In a hospital hotel you can count on one opening conversational gambit and being tired – post-terror tired – too tired to even introduce myself, I asked it. “What are you in for?” I don’t suppose I phrased it so badly, or if I did, they were gracious and answered. Here’s their story:
Gray-lady, who was recovering from her battle with breast cancer, and whose husband had recently died, was the mother of a thirty-year-old man (husband of the young woman) who had contracted a virus a year or so earlier. The virus had attacked his heart and in the year following he and his wife had produced a baby son, who was just a month old. This man had been recently diagnosed with congestive heart failure and a cancerous tumor on his pancreas. He was scheduled for surgery the following morning and had only about a 50% chance of living through the procedure, which may or may not take care of the tumor and would do nothing to help his heart.
This sounds like a sob story, but it wasn’t. The women laughed and joked as they told it. Their smiles were soft and lovely. There was no whine in their voices. I’ll never forget their eyes. Those ladies should have looked gaunt and haunted, their eyes hollow and vacant. There should have been deep worry lines between their brows. Tears would have been normal. Pacing, hand-wringing, voices shaky and taut.
After all, the young father of a new baby was likely to die, if not the next day, sometime soon. The grandmother of this baby, a recent widow, was losing her son, and was still not on solid footing with her own health. The aunt was apparently the only support system for these two ladies. Some sobbing and railing was in order. But no, they were happily eating Fruit Loops with two strangers in an obscure little hotel at bedtime. They weren’t just relaxed and apparently happy; they glowed.
They did eventually ask us about our plight. I felt embarrassed to explain. Tom’s brush with cancer seemed a mere hangnail in comparison. In fact that’s how I answered – a hang nail, just a hang nail.
Deanie and I went back to our room soon after. I asked the mother if she would mind if we prayed for her and her son. She patted me on the arm, nodded and said, “Please.”
The next night, with Tom tucked safely away in our room, I popped into the kitchen now and then hoping I’d see them. I never did. Several months later when we returned for Tom’s check up I asked Sherrie Pollard, who ran the hotel, if she remembered them.

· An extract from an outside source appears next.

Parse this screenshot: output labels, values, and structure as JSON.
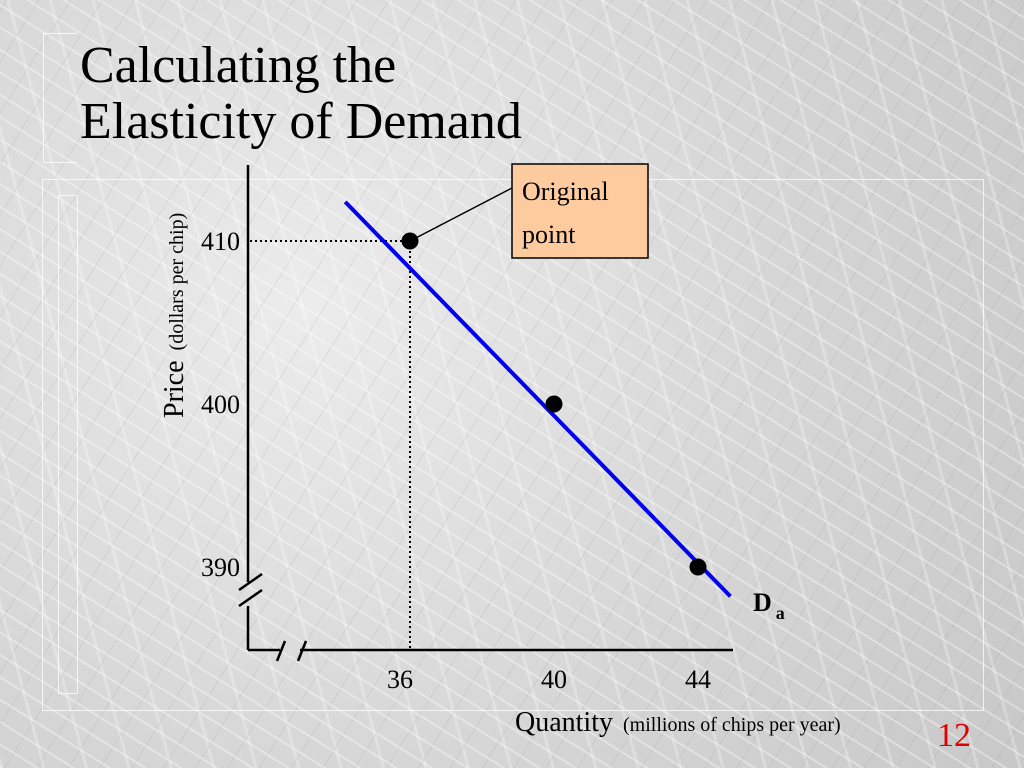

Sherrie always took the time to get to know her guests and I was sure their story would ring a bell, but she couldn’t remember them.
I owe those three nameless women. That night I had felt as if I’d just staggered away from the wrong end of a street brawl. It had been three terrifying months of research and dread since Tom’s diagnosis. It had been a long trip and a long scary day, but the grace and loveliness of those ladies in the face of a nightmare I can barely wrap my brain around relaxed me to the bone. God had led us to a great surgeon (at almost two years still no sign of cancer), a great hospital, a lovely little inn, and I wonder if He didn’t also send three angels to pull all my pieces back together.
If it so happens that one of you lovely women finds this and reads it – let me know how you are. But then, maybe you are looking over my shoulder as I write this. Who knows?
“Be not forgetful to entertain strangers: for thereby some have entertained angels unawares, “ (Heb 13:2).